Cartography - Font Ideas?

shawnaGIS's picture


I am a GIS Analyst and maintain several web-mapping applications. I want my web maps to be well-designed, not just functional...but I don't have any design experience at all. Any ideas on a good font for road labels? It has to be readable at small sizes and to follow curves well.


bojev's picture

Look at the various versions of Bell Centennial - know as the "phone book font" but as promoted by info graphic expert Edward Tuft as a really good font for small info.

Major Major's picture

Cisalpin: The ideal typeface for cartography

The Swiss designer/typographer Felix Arnold designed Cisalpin during the late 1990s, after he had challenged himself to create a contemporary typeface that could be used for cartographic uses. Arnold came to the subject of cartographic typefaces after analyzing many maps and atlases, and discovering that there was no standard typeface for these types of documents.

bojev's picture

London A to Z uses Gill Sans, if I remember right.

quadibloc's picture

I remember a publication by the National Geographic Society about their maps, in which they wrote of the virtues of using hand lettering, or typefaces that resembled hand lettering, for maps.

donshottype's picture

Cisalpin, a sans serif, would seem to win the prize for clarity in messy situations and at small sizes.
There are serif cartographic typefaces that have variations for specific information, e.g. rivers as opposed to cities. For example Roemisch and Kursivschrift

mapstart's picture

I am a cartographer with more than 22 years of experience. I had few bad experiences with fancy fonts and my advise is to use for road labels extremely readable condensed fonts like Arial Narrow.
If you are ready to buy one, here you are a commercial font designed for cartographers:

Frode Bo Helland's picture

Would you consider commissioning something new? A map typeface to be used online at small sizes have very specific requirements.
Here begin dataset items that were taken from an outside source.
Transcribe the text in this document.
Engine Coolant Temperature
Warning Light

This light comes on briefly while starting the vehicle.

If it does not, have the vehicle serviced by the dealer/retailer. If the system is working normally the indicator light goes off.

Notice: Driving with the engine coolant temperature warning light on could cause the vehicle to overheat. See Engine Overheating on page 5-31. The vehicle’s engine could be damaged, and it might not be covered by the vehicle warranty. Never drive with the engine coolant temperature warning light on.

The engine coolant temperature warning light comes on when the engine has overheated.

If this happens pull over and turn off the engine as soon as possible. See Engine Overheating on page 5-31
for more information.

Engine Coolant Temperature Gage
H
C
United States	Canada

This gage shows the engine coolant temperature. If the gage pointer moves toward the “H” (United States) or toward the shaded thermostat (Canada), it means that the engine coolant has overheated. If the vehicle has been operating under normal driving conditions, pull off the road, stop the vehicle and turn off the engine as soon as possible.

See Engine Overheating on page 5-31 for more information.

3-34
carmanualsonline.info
You need large apertures, big x-height, simplified features, clear contrast between various pieces of information and possibly condensed styles, maybe a set of symbols, and all of it has to be hinted to render clearly across all modern browsers.

quadibloc's picture

If the font needs to "follow curves well", doesn't this mean it will be used in generating map images, rather than used in a web font?

Of course, there are some presentation techniques used on the Web that do allow text to be laid out in curves - PostScript, and hence one's map could be an Adobe .PDF file.

Ah, I see I'm out of date. Text in Google Maps sometimes follows curves.